Another randomised trial, conducted by the University of NSW’s Richard Holden and his collaborators, looked at the examples used on school literacy tests. A randomised trial across 1135 students in Dubbo compared how students perform when tests are made culturally relevant – for example, by replacing a passage about lighthouses with a passage about the big dish in nearby Parkes. The improvement is sizeable, amounting to half the gap between Indigenous and non‑Indigenous students.

Another surprise came from a randomised trial of Health4Life, a program co‑designed with students and educators with the aim of reducing risky behaviour by teens.
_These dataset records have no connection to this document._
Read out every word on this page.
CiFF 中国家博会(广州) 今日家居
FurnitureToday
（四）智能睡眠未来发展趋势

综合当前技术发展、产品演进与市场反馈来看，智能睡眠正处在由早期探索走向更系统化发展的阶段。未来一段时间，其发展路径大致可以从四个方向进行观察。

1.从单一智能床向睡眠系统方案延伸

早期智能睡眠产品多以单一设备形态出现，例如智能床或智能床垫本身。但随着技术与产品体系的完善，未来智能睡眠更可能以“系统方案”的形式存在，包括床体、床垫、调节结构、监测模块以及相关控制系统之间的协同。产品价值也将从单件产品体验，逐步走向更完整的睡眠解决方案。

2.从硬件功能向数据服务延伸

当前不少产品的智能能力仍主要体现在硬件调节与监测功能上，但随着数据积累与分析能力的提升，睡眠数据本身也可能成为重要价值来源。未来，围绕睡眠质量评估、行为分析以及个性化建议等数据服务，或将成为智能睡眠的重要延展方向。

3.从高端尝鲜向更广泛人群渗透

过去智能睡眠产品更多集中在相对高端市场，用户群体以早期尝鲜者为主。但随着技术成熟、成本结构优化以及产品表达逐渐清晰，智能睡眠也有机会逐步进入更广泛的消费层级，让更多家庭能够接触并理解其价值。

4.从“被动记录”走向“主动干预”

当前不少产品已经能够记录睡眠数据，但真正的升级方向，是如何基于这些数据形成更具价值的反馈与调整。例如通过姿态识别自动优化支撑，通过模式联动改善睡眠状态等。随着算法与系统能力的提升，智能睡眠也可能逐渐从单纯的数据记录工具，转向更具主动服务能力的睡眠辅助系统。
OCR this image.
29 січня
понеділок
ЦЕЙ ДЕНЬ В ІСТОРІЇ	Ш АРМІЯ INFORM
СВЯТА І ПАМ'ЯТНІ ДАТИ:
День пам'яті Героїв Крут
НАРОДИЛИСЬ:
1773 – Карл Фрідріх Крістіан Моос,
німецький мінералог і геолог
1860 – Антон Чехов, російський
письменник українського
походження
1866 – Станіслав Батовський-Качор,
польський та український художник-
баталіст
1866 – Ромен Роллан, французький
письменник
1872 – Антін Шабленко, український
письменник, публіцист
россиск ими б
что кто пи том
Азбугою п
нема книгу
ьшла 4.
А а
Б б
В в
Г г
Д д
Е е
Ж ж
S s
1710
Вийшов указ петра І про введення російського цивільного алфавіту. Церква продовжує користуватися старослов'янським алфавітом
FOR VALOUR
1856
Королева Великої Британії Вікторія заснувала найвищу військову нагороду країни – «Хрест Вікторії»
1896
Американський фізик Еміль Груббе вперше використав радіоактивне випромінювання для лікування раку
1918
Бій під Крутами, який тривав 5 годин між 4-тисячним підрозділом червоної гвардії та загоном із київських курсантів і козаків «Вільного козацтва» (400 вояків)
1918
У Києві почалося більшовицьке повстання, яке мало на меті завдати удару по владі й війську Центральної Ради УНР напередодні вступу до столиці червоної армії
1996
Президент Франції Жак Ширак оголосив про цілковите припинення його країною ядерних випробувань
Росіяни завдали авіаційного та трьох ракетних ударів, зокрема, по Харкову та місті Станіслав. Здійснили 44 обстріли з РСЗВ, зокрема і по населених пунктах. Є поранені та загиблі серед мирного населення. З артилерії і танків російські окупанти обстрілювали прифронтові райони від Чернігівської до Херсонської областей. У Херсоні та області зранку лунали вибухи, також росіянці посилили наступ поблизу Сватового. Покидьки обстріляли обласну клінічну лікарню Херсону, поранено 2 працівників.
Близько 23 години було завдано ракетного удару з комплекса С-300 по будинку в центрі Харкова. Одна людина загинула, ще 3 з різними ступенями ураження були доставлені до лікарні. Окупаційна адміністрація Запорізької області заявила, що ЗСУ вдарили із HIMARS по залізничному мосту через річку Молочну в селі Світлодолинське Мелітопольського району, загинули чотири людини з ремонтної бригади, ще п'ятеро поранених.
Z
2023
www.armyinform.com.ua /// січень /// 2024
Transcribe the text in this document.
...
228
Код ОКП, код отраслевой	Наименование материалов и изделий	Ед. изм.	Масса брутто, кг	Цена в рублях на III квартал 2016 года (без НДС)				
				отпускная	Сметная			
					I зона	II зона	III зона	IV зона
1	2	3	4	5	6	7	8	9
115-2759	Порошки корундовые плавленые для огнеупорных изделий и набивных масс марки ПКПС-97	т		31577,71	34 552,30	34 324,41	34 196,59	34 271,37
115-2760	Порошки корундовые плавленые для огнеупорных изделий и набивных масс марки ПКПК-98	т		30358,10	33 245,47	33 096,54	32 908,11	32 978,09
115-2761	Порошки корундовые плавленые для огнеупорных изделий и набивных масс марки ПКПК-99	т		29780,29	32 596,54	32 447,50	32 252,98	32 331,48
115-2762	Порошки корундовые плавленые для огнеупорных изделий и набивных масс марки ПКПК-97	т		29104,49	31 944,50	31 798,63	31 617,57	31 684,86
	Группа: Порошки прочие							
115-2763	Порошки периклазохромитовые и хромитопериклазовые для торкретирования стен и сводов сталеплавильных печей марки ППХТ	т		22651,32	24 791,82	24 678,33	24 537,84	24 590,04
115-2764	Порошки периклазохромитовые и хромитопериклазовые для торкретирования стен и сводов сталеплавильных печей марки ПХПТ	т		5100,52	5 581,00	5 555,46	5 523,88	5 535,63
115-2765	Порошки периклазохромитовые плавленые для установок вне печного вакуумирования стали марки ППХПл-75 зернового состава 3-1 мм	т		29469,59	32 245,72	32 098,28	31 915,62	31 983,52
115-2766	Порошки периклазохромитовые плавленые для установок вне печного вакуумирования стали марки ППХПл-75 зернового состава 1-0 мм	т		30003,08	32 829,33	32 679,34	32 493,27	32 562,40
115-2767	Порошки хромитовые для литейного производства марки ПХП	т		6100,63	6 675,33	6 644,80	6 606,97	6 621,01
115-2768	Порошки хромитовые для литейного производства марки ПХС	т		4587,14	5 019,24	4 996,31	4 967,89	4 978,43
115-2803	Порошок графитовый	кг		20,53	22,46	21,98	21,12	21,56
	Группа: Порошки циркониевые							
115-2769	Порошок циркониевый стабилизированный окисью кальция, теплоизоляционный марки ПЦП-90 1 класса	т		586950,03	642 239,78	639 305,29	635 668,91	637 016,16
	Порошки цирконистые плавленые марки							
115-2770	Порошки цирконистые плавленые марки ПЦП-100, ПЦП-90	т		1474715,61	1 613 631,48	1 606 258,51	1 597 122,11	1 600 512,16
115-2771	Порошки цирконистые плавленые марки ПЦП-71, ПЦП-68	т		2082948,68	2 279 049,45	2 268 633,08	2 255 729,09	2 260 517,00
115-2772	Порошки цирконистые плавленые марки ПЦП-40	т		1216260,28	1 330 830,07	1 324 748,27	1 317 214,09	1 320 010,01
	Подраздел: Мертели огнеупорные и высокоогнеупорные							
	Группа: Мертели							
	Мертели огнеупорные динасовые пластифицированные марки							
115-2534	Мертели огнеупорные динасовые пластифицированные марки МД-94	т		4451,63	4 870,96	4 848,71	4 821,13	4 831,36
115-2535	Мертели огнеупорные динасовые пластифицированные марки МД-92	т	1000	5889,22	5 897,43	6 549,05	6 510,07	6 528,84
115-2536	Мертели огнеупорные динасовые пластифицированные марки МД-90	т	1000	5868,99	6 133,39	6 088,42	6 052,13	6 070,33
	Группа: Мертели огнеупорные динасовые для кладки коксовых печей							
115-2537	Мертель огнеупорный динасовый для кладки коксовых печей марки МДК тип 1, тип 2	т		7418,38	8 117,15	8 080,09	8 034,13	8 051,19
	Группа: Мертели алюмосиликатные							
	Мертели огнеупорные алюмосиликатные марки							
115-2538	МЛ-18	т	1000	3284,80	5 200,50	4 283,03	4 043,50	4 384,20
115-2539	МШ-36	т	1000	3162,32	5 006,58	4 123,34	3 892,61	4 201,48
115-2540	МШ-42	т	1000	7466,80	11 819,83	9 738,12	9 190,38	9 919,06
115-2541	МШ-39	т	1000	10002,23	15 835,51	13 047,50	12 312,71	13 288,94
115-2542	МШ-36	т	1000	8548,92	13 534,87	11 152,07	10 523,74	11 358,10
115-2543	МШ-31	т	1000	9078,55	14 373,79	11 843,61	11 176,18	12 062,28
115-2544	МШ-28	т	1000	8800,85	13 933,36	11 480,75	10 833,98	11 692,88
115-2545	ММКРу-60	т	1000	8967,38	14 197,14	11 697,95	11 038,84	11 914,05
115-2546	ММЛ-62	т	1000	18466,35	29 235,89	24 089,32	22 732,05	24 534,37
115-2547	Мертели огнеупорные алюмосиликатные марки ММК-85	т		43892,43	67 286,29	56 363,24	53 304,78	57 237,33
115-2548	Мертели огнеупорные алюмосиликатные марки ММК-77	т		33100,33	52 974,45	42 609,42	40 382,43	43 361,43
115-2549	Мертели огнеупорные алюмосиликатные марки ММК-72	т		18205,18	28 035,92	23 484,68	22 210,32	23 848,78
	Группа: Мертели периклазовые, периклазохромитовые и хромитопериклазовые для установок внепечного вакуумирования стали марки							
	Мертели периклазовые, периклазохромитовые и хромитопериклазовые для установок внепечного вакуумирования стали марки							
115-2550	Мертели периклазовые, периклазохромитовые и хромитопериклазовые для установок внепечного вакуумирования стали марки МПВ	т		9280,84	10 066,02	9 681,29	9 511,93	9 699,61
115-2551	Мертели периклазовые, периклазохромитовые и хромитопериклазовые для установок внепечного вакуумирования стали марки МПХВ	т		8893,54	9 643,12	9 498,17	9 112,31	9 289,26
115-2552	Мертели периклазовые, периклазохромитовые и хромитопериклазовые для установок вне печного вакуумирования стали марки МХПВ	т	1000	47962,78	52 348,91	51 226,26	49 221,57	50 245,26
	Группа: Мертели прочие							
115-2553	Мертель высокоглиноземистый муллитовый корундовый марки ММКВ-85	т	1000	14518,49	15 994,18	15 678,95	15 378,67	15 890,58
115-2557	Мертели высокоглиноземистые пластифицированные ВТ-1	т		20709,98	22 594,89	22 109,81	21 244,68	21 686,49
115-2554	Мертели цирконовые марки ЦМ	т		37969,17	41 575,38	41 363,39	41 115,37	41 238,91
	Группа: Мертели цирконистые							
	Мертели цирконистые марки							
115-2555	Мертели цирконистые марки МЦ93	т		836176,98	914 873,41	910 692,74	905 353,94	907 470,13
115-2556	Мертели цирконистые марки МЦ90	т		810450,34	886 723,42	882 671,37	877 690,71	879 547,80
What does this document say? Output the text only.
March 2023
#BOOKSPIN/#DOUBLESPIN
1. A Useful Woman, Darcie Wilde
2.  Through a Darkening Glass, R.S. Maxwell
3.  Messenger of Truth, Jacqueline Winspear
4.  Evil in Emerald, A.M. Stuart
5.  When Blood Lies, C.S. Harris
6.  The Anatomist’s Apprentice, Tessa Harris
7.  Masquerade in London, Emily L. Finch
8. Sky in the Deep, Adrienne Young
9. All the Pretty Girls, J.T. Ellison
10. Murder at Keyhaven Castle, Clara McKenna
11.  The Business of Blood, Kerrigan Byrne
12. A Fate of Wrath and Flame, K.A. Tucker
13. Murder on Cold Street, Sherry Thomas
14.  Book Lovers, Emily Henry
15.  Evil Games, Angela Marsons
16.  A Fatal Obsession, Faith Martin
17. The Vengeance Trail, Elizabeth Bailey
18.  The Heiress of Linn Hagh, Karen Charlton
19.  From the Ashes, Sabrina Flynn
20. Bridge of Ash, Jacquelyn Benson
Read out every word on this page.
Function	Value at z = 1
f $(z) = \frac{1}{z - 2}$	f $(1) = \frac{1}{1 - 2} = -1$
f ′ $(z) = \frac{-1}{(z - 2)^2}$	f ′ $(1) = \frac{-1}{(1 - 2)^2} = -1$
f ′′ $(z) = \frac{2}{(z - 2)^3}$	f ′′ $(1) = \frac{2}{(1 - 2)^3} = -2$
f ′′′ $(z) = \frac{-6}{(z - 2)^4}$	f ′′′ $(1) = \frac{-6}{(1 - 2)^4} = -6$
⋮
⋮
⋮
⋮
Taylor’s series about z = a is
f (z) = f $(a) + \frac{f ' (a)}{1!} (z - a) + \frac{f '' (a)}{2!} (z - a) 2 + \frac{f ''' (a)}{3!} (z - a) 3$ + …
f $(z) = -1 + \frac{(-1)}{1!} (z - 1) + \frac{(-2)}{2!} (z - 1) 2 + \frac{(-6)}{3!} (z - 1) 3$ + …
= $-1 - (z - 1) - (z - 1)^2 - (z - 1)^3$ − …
A randomised trial led by Sydney University’s Katrina Champion across 85 schools in Brisbane, Perth and Sydney found that Health4Life had no measurable impacts on alcohol use, tobacco smoking, recreational screen time, physical inactivity, poor diet or poor sleep.

What is distinctive about these studies is that they are not simply pilot programs or observational studies, but randomised trials, where participants are assigned to the treatment and control groups according by the toss of a coin. Randomisation ensures that before the experiment starts, the 2 groups are as similar as possible. This means any difference we observe between them must be due to the intervention. In formal terms, randomisation provides an ideal counterfactual.

Without randomisation, what might go wrong? One danger is that the comparison group might be different from the outset. Students and schools who sign up for a new program could be quite different from those who say no. This is why medical researchers tend to trust randomised trials not only for assessing the impact of new drugs, but also increasingly for testing the impact of diet, exercise, surgery and more.

A ‘what works?’ approach to government promotes democratic accountability. It makes government more effective and efficient – producing better public services for every dollar we raise in taxes. But it especially matters for the most vulnerable. When government doesn’t work, the richest can turn to private options. But the poorest have nowhere else to turn, since they rely on well‑functioning government services for healthcare, education, public safety and social services. Getting impact evaluation right can deliver not just a more productive government, but a more egalitarian society.